Big business here to stay

On several occasions, State Counsellor Daw Aung San Suu Kyi has criticised Myanmar’s tuition culture. During a trip to Thailand in June 2016, she told Myanmar migrant workers in Mahachai that it was an issue that needs to be addressed, while in a letter to the Nobel-Myanmar Literary Festival, held in January 2016, she complained that students had little time to read books outside the school curriculum because they were under pressure to memorise the prescribed texts.

However, most education specialists predict that demand for extra-curricular tuition will remain strong in the foreseeable future. Some are at least doing their best to make it more professional and ethical.

Nyein Su Wai Kyaw Soe | Frontier

Nyein Su Wai Kyaw Soe | Frontier

The tuition industry has provided opportunities for young, tech-savvy entrepreneurs, who are seeking to improve the tuition industry and address some of the problems parents and students face.

They include the founders of a start-up called MMTutors, which was launched last year and helps to match students with the most appropriate tutor.

Finding a tutor who matches the learning ability of their child can be challenging, said MMTutors chief executive Ma Phoo Pwint Eain.

“Our main objective is to ensure our students learn efficiently,” she told Frontier.

MMTutors provides regular performance indicators and its online service offers the convenience of instant communication between tutors and students. Phoo Pwint Eain said this could save families money on transportation and meant children spent less time in traffic jams travelling to classes.

Iwasaki said doing away with after-class tuition was a good idea but required a progressive approach.

As first steps, she suggests that government teachers receive a reasonable income and meet their teaching responsibilities during school hours to ensure that all students have equal access to learning.

“Otherwise it creates inequality from a young age,” said Iwasaki, adding that the government education system must be designed to eliminate the need for extra-curricular tuition.

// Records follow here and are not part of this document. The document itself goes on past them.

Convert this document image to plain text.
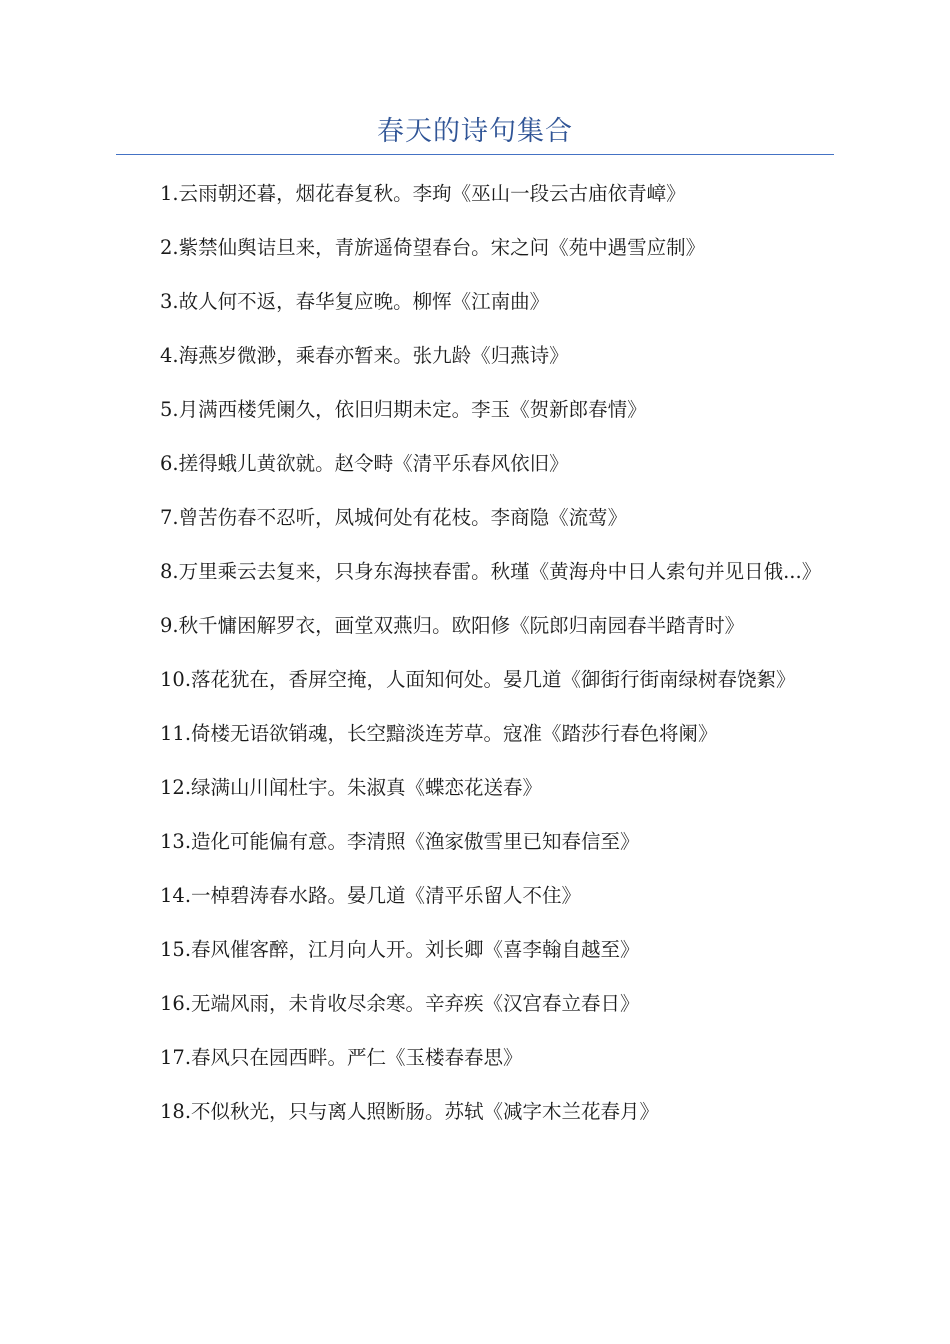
春天的诗句集合

1.云雨朝还暮，烟花春复秋。李珣《巫山一段云古庙依青嶂》

2.紫禁仙舆诘旦来，青旂遥倚望春台。宋之问《苑中遇雪应制》

3.故人何不返，春华复应晚。柳恽《江南曲》

4.海燕岁微渺，乘春亦暂来。张九龄《归燕诗》

5.月满西楼凭阑久，依旧归期未定。李玉《贺新郎春情》

6.搓得蛾儿黄欲就。赵令畤《清平乐春风依旧》

7.曾苦伤春不忍听，凤城何处有花枝。李商隐《流莺》

8.万里乘云去复来，只身东海挟春雷。秋瑾《黄海舟中日人索句并见日俄...》

9.秋千慵困解罗衣，画堂双燕归。欧阳修《阮郎归南园春半踏青时》

10.落花犹在，香屏空掩，人面知何处。晏几道《御街行街南绿树春饶絮》

11.倚楼无语欲销魂，长空黯淡连芳草。寇准《踏莎行春色将阑》

12.绿满山川闻杜宇。朱淑真《蝶恋花送春》

13.造化可能偏有意。李清照《渔家傲雪里已知春信至》

14.一棹碧涛春水路。晏几道《清平乐留人不住》

15.春风催客醉，江月向人开。刘长卿《喜李翰自越至》

16.无端风雨，未肯收尽余寒。辛弃疾《汉宫春立春日》

17.春风只在园西畔。严仁《玉楼春春思》

18.不似秋光，只与离人照断肠。苏轼《减字木兰花春月》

“This means having achievable learning goals for all students and providing them with the same learning opportunities,” she said.

Soe Win Oo said there was no doubt that tuition could be beneficial.

However, he said he is depressed by the emphasis that parents and teachers place on repetition rather than critical thinking.

“When we reach the day that tuition is no longer needed, we’ll know that Myanmar’s education system has recovered,” he said. “If we can’t get rid of it, it will keep on harming future generations of children.”